Dés l'âge de 12 ans,
Erick-Christian AHOUNOU, dont les grands frères avaient fait des
études de journalisme, s'est passionné pour la
photographie, et s'est mis à lire tout ce qu'il pouvait trouver,
à Cotonou, sur cet art et cette technique, puis à
solliciter voyageurs et correspondants pour obtenir plus de livres,
plus d'informations. Ses parents lui concédèrent l'usage
d'un petit labo photo, à la maison, en tant que loisir. Au
Bénin, comme ailleurs, les professions artistiques ne sont
guères vues d'un bon oeil par les familles !
Au décès de son
père,
polygame, Erick-Christian se retrouve l'aîné des 6 enfants
de sa mère,
et décide à la fois d'arrêter ses études et
de gagner sa vie avec sa
passion.

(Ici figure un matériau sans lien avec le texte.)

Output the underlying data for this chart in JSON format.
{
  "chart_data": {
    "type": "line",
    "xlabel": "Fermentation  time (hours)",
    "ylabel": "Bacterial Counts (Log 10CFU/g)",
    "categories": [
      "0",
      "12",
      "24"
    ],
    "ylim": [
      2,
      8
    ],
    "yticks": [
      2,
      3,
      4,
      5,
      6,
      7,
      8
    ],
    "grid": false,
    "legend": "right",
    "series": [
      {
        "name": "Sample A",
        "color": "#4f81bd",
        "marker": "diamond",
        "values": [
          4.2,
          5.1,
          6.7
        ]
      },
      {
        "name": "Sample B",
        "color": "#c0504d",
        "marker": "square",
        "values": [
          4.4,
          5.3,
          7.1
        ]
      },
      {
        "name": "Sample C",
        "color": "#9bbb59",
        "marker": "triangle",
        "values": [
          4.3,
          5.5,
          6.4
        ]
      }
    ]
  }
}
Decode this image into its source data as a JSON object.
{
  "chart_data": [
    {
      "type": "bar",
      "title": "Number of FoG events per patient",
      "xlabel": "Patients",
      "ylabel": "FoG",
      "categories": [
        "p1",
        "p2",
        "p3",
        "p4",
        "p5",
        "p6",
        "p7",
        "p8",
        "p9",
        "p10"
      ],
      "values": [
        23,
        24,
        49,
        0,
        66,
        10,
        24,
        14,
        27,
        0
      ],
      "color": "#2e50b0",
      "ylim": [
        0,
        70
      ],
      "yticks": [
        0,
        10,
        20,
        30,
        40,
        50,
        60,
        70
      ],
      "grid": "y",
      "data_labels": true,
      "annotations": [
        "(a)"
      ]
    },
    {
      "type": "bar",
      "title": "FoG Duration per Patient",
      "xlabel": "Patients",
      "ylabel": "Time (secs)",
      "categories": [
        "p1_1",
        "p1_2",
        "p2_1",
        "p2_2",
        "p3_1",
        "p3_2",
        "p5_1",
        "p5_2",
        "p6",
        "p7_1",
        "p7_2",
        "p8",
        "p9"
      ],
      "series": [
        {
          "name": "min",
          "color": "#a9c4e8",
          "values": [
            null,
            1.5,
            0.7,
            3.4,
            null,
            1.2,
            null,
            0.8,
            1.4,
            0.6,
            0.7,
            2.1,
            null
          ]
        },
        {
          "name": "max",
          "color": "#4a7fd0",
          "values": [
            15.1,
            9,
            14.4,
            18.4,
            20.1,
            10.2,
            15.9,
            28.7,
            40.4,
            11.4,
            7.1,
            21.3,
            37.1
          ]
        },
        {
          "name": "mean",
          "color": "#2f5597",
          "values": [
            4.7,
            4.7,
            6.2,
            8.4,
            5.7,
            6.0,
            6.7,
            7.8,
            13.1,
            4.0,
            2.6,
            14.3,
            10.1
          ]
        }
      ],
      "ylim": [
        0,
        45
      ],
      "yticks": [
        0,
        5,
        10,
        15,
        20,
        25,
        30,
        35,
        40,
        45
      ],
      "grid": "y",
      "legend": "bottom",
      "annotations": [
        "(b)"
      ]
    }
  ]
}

Il commence par quelques reportages domestiques sur les
baptèmes, les mariages et autres cérémonies de la
vie quotidienne,
puis, lors du renouveau démocratique de son pays, à la
fin des années
80 et au début des années 90, s'engage dans le
photojournalisme, jusqu'à devenir en 1999 le président de
l'Association Nationale des Reporters d'Image du Bénin.
C'est au début de ces
années 90, après un travail dans le journal de la Mission
de Coopération, et divers stages de formation effectués
en France, en Côte d'Ivoire et au Sénégal, qu'il
approfondit ses connaissances, diversifie ses talents, et
réalise enfin que le photographe n'est pas seulement l'homme qui
appuie sur le déclancheur de l'appareil, le serviteur de la
mémoire des autres, le témoin passif des petits ou des
grands événements.
On le sait, après
s'être méfié de la photographie, l'Africain, qui
individuellement ou collectivement n'est pas moins narcissique qu'un
Occidental ;-), s'est goulûment emparé de cette technique,
et les photographes de quartier, les labos de développement,
fleurissent aux coins des rues des grandes capitales d'Afrique Noire:
pas moins de 40 labos à Cotonou, et une myriade de photographes
plus ou moins professionels !
C'est donc un paradoxe
extraordinaire de constater que jusqu'à une époque
récente on pouvait renconter sur le Continent Noir toutes sortes
de porteurs d'appareils photos...sauf des photographes revendiquant une
liberté et une démarche d'artiste. Au Bénin,
Erick-Christian AHOUNOU fut donc, il y a quelques années, le
premier d'entre eux, le premier à imaginer une recherche
esthétique en vue d'une exposition d'art photographique. A cet
égard, en Afrique, pour bien des artistes de l'image, la
Biennale de la Photographie de Bamako fut un encouragement à
clamer haut et fort leur véritable identité.
Notre ami AHOUNOU, il ne s'en cache
pas, est un homme d'action, de défis et de provocation ! Outre
le fait qu'il remet en cause, chez lui, le fait que la photo soit une
pratique mercenaire, utilitaire et subalterne, il décide de
choisir pour sa première grande expo artistique un thème
souvent traité par ses confrères "Blancs", y compris en
Afrique, mais jusqu'alors totalement absent (ou occulté) chez
ses confrères africains: le nu féminin.
L'artiste nous avoue que cette
provocation - au résultat somptueux - il se l'est d'abord faite
subir à lui-même, comme une initiation. Il évoque
avec plaisir cette première fois où une femme s'est
déshabillée devant lui pour devenir son modèle, et
non pas son amante. Ce plaisir-là, souvent mal compris, est le
plaisir du
créateur qui va réinventer le monde, lui donner un sens
nouveau, célébrer la beauté de formes que d'autres
n'ont pas su voir ou découvrir. Erick-Christian AHOUNOU, le
photographe, a ouvert les yeux, en acceptant et en magnifiant
l'érotisme de son regard. Il nous invite depuis lors à
réver avec lui aux courbes et aux mystères de la Femme
Africaine - qui se laisse prendre à ce jeu, parce qu'elle sait
que sa victoire sera son émancipation.